It appears free will is an illusion, report researchers this week in Nature Neuroscience.
A recent experiment set out to determine whether we subconsciously make our choices before we consciously make them—that is, whether when our conscious mind makes decisions, it merely reflects subconscious decision-making beyond our control. Designed to go beyond a famous experiment of the 1980s that supposedly suggested free will was an illusion, John-Dylan Haynes of the Charité-Universitätsmedizin Berlin submitted 14 subjects to functional MRI scanning while they decided on which of two buttons to press.

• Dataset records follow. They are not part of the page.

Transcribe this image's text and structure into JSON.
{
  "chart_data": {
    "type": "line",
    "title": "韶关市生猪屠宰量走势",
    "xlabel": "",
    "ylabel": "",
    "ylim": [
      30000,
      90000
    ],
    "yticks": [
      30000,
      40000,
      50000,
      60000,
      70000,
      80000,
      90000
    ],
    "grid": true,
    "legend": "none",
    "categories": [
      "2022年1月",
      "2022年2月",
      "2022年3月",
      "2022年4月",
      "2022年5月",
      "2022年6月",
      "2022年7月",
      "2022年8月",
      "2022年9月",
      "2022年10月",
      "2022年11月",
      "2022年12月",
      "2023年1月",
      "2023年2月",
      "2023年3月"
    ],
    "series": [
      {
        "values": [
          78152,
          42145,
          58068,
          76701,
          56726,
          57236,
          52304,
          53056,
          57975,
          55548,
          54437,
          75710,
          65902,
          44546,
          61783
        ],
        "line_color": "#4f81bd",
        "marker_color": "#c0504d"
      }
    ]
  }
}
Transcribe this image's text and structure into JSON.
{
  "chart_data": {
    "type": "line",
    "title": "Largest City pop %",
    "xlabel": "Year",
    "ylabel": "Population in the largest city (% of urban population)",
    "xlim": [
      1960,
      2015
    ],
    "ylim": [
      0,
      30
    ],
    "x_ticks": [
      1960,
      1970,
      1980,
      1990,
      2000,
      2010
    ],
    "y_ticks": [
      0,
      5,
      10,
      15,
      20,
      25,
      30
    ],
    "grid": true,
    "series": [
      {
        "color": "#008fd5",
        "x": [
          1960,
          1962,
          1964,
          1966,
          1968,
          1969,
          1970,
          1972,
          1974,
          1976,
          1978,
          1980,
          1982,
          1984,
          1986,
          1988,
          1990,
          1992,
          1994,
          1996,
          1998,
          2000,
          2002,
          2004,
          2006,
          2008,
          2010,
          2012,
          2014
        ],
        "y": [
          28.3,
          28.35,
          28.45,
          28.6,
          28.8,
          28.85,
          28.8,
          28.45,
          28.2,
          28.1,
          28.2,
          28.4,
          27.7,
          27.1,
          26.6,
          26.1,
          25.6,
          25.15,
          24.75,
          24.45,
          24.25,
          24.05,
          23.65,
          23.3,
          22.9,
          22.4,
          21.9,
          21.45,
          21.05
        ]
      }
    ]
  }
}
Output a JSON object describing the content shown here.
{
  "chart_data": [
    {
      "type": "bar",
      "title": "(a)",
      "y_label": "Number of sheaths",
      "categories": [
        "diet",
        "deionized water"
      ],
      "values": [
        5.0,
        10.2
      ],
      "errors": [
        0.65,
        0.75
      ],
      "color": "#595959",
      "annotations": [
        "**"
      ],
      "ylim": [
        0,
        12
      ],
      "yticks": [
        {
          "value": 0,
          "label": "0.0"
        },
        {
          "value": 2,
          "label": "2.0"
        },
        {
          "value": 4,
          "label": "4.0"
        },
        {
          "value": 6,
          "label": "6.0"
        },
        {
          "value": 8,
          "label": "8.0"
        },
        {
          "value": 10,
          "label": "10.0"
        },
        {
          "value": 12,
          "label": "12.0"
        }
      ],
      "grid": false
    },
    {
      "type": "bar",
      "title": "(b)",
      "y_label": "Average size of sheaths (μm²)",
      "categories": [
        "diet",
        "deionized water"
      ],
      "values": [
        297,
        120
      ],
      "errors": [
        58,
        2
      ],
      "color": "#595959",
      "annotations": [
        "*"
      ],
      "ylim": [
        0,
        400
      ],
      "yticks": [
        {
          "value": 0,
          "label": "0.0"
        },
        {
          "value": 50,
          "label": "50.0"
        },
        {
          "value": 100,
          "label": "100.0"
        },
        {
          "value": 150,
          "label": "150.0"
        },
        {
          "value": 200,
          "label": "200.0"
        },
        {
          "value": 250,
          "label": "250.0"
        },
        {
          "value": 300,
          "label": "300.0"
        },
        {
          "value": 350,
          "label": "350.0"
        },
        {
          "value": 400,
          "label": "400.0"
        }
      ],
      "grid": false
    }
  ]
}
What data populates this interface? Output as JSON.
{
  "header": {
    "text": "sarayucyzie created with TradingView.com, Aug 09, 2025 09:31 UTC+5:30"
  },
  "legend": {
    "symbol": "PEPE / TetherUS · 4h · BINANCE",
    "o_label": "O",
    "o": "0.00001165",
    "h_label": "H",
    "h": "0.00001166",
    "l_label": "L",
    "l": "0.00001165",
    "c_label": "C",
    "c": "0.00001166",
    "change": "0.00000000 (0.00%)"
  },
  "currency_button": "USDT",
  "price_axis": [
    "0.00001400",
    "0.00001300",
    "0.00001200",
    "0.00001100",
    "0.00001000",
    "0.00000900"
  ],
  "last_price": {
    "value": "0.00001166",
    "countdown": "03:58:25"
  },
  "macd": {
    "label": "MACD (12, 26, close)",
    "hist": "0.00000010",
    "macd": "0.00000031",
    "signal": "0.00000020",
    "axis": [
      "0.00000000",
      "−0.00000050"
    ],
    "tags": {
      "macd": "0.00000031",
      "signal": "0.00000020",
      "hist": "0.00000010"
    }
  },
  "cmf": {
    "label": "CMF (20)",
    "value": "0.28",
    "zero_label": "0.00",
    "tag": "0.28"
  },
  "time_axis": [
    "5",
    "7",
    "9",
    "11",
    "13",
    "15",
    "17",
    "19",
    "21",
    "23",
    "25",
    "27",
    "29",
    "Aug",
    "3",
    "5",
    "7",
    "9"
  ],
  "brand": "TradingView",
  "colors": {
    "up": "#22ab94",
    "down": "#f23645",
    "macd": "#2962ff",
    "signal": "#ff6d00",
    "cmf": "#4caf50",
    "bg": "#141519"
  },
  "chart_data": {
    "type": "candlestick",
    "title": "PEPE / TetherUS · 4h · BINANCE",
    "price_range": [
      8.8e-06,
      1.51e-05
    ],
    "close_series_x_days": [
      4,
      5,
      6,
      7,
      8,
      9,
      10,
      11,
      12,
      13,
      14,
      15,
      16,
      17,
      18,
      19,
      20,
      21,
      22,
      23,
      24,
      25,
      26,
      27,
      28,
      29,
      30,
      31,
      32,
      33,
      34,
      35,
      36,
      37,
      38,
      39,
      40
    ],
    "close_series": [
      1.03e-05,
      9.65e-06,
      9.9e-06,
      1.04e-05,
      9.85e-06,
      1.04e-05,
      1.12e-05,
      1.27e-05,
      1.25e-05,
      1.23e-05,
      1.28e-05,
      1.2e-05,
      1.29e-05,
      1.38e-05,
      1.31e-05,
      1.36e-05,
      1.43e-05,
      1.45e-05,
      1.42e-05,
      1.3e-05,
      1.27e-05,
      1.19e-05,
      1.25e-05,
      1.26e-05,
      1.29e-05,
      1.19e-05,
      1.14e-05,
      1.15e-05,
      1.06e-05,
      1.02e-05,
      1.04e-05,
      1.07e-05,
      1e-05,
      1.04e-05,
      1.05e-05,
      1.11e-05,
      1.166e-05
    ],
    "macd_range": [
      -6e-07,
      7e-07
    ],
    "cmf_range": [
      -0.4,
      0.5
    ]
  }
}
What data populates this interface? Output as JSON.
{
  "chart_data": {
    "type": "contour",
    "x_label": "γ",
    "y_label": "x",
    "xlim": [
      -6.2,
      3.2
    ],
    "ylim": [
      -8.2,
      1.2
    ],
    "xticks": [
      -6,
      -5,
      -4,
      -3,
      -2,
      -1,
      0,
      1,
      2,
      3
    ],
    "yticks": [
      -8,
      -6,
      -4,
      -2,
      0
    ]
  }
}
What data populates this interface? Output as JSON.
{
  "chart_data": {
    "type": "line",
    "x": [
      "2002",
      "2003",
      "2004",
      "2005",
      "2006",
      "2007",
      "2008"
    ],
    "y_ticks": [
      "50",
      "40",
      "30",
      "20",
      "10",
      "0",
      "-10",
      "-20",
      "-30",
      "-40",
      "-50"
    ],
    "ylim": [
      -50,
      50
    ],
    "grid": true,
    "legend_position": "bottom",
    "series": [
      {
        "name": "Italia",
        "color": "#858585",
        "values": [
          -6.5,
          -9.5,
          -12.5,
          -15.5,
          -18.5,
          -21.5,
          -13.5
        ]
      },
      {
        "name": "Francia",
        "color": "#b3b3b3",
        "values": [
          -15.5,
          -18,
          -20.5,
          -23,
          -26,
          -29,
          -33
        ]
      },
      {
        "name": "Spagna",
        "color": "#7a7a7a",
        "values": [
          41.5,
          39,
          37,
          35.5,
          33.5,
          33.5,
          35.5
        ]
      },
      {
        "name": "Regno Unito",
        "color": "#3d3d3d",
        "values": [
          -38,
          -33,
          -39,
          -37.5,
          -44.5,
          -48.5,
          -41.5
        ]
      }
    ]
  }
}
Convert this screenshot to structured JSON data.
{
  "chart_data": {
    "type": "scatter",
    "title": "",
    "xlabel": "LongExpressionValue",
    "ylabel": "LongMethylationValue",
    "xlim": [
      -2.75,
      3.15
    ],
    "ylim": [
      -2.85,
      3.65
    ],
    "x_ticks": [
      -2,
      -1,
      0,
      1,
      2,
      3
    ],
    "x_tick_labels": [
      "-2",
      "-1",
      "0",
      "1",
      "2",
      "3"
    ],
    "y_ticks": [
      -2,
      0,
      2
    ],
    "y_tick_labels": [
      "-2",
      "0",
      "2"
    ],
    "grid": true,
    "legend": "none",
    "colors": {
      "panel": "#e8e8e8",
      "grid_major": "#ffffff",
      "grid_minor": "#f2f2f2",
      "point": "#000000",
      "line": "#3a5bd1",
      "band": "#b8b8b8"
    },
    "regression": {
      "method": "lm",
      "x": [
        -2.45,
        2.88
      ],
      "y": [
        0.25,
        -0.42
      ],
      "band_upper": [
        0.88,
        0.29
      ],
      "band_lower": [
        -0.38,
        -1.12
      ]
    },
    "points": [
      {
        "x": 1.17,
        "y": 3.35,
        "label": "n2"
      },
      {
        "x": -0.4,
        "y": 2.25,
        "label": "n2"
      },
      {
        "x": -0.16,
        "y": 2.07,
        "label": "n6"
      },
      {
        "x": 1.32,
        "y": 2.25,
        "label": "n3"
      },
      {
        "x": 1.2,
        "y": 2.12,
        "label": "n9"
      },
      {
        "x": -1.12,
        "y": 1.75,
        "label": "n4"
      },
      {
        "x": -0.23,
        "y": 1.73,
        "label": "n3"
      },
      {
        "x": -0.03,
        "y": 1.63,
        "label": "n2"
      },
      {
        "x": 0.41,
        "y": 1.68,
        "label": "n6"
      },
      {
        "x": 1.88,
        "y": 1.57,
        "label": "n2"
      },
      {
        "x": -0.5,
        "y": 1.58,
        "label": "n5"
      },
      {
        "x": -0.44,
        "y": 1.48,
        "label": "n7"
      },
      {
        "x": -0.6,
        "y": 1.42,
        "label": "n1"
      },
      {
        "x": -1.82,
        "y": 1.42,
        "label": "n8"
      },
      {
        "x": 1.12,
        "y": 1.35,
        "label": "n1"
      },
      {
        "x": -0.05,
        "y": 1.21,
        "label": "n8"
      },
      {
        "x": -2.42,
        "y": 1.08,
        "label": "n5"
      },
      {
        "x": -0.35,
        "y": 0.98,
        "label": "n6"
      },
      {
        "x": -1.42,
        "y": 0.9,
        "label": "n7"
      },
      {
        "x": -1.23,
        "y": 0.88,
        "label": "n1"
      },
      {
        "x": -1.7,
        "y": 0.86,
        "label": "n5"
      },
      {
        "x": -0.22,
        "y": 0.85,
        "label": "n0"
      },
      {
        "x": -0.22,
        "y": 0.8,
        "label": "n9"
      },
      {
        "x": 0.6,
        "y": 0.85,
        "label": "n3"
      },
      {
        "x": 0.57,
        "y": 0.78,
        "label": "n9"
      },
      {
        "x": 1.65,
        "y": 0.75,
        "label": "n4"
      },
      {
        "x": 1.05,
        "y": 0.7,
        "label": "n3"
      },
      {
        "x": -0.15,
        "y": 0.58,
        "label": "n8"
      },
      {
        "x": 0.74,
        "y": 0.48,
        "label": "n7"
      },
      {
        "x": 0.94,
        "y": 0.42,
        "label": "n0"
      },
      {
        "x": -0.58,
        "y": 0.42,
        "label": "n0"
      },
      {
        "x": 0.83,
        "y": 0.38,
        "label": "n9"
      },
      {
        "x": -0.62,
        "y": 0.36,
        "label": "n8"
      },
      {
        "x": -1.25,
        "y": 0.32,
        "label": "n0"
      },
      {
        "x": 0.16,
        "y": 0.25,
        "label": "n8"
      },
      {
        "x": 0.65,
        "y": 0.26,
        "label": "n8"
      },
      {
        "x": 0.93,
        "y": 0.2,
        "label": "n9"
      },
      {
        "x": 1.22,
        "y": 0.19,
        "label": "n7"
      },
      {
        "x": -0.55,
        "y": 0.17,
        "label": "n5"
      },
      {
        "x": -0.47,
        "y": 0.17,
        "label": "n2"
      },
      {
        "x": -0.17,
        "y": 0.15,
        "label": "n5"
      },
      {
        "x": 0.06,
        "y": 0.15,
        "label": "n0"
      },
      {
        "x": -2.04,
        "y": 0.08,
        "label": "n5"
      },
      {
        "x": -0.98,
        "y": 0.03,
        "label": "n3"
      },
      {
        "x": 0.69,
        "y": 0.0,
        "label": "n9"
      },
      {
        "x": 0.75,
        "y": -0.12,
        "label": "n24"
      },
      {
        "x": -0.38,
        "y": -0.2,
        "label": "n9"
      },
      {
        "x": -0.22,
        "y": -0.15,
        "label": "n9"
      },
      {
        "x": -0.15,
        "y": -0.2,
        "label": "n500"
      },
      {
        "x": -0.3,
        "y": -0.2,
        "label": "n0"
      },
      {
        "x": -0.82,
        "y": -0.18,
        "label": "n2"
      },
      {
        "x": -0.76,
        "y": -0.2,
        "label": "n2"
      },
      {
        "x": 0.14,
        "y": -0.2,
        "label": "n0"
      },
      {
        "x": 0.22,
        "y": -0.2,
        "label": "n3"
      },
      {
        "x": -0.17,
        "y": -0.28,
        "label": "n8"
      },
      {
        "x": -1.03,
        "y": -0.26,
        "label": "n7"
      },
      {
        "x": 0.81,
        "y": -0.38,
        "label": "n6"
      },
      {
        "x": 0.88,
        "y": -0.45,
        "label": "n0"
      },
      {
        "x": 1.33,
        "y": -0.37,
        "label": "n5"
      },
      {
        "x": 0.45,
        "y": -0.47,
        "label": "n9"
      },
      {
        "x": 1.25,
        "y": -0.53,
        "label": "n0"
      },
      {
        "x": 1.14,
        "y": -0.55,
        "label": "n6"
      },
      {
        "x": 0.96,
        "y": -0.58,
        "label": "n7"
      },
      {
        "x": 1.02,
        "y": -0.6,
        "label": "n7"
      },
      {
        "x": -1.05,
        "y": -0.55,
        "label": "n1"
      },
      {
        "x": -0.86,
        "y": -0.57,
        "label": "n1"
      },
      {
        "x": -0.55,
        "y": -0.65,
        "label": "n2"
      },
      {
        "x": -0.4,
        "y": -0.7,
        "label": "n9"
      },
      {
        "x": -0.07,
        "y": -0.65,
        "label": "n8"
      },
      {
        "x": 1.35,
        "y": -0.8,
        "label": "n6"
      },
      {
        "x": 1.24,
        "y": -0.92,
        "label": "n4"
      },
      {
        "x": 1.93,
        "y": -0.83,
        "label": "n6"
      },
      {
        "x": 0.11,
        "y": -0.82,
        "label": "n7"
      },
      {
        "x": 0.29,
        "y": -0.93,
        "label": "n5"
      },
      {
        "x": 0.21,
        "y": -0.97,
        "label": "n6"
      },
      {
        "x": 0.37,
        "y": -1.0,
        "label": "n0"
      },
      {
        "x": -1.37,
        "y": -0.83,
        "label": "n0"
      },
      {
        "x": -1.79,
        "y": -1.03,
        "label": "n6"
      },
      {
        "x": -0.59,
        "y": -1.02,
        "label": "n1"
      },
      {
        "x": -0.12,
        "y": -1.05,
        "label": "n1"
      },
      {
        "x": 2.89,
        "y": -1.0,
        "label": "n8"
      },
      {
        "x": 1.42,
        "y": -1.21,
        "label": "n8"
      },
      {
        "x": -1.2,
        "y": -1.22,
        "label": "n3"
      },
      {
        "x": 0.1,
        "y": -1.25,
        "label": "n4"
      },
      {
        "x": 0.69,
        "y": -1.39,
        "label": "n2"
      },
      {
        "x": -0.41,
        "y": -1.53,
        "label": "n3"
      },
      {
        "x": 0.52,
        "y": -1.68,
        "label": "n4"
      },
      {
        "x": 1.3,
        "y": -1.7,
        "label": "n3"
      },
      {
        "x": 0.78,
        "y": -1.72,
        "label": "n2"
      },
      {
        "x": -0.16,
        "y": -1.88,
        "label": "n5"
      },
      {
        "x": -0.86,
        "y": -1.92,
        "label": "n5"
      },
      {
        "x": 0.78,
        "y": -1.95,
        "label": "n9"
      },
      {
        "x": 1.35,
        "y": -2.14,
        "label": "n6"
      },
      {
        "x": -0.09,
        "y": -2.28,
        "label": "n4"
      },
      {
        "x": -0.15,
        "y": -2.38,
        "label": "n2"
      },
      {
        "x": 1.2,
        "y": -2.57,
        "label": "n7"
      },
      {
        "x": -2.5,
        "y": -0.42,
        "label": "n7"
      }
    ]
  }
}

The key was, the decision could be made at any time, but the volunteers were asked to report on the exact moment of their conscious choice as based on a “clocklike device in the scanner.” So what’s the big news? A brain pattern that coded for a left or right choice was located in the frontopolar cortex of the volunteers up to ten seconds before they made their decision about which button to press; the brain pattern successfully predicted the “conscious” decision about 60% of the time—in other words, it was wrong almost half of the time! That may appear to be a pretty successful rate (even if not perfect), but when you consider that random guessing should be right 50% of the time, this experiment suddenly seems much less revolutionary. Nonetheless, Haynes claims, “[T]here’s not very much space for operation of free will. The outcome of a decision is shaped very strongly by brain activity much earlier than the point in time when you feel to be making a decision.”1 Even U.S. National Institute of Neurological Disorders and Stroke neurologist Mark Hallett falls into the trap, with ScienceNOW reporting it confirmed his “understanding of free will as a perception rather than a driving force.”
What seems much more reasonable is that while subconscious motives do affect conscious choice, such that there is a connection between a subconscious brain signal and the final conscious decision, that doesn’t mean our consciousness is unable of carrying out, considering, or rejecting subconscious motivations.
We would have to conclude that Nature Neuroscience erred in publishing a paper with at least one such leap in logic. Of course, if this research is correct, we apparently came to this conclusion well before we realized it!